Evitare le scie, come detto, sembrerebbe anche economico. T&E cita a mo' di esempio un ipotetico volo da Parigi a New York: una modifica della rotta costerebbe meno di 4 euro a biglietto. In quei 4 euro scarsi sarebbero compresi il costo del carburante extra e di tutte le tecnologie utilizzate per evitare la formazione delle scie, come i sensori di umidità, i dati satellitari e via discorrendo. Una soluzione, questa, ritenuta più economica di altre, fra cui la cattura e lo stoccaggio della CO2.

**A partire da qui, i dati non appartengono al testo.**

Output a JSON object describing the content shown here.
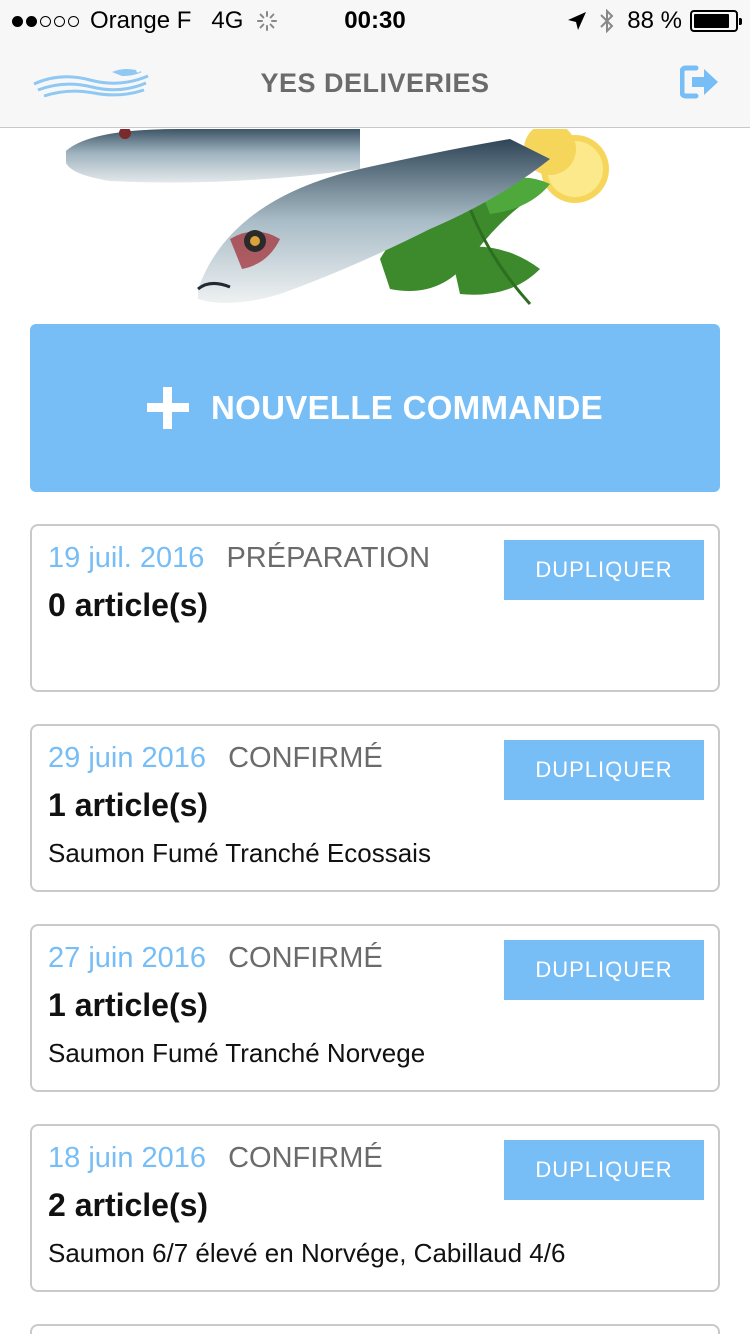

Compagnie aeree, start-up e altri attori del settore dell'aviazione, dice T&E, stanno già implementando pratiche per prevenire le scie. L'anno scorso, per dire, si è svolta una sperimentazione che ha coinvolto 70 voli. Il risultato? La formazione di contrails si è ridotta del 54% mentre il consumo extra di carburante non ha superato il 2% a livello di flotta. Affinché la prevenzione delle scie venga applicata su scala, per contro, T&E raccomanda che le scie di condensazione vengano monitorate anche su tutti i voli in partenza e in arrivo nell'Unione Europea a partire dal 2027 e, parallelamente, che le autorità di regolamentazione preparino lo spazio aereo europeo per le citate modifiche delle rotte. L'UE, ancora, agli occhi di T&E dovrebbe dare priorità ai finanziamenti per la ricerca sulla prevenzione delle scie e offrire incentivi alle compagnie aeree e ai produttori che si muovono per primi, fino a quando queste tecnologie non diventeranno standard. Ancora Lopez de la Osa: «Ci sono pochissime soluzioni per il clima che possono essere implementate così rapidamente, a costi così bassi e con un impatto minimo sull'industria e sui consumatori. La nostra è una di queste. Ma, appunto, è necessario includere la mitigazione delle scie nei nostri obiettivi climatici e adottare politiche innovative. Possiamo e dobbiamo rendere i nostri cieli liberi dalle scie di condensazione nei prossimi dieci anni, per il bene del pianeta. I responsabili politici e l'industria non possono permettersi di perdere l'opportunità climatica di questo decennio».
Gli effetti non CO2 dell'aviazione, come gli ossidi di azoto e appunto le scie, riscaldano il pianeta almeno quanto le emissioni di CO2 legate all'aviazione. Le scie, create dagli aerei che volano in aria fredda e umida, sono il più significativo degli effetti non-CO2 dell'aviazione. La maggior parte delle scie si dissolve in pochi minuti, ma in determinate condizioni alcune scie possono persistere nell'atmosfera, diffondersi e diventare addirittura cirri artificiali con un effetto netto di riscaldamento.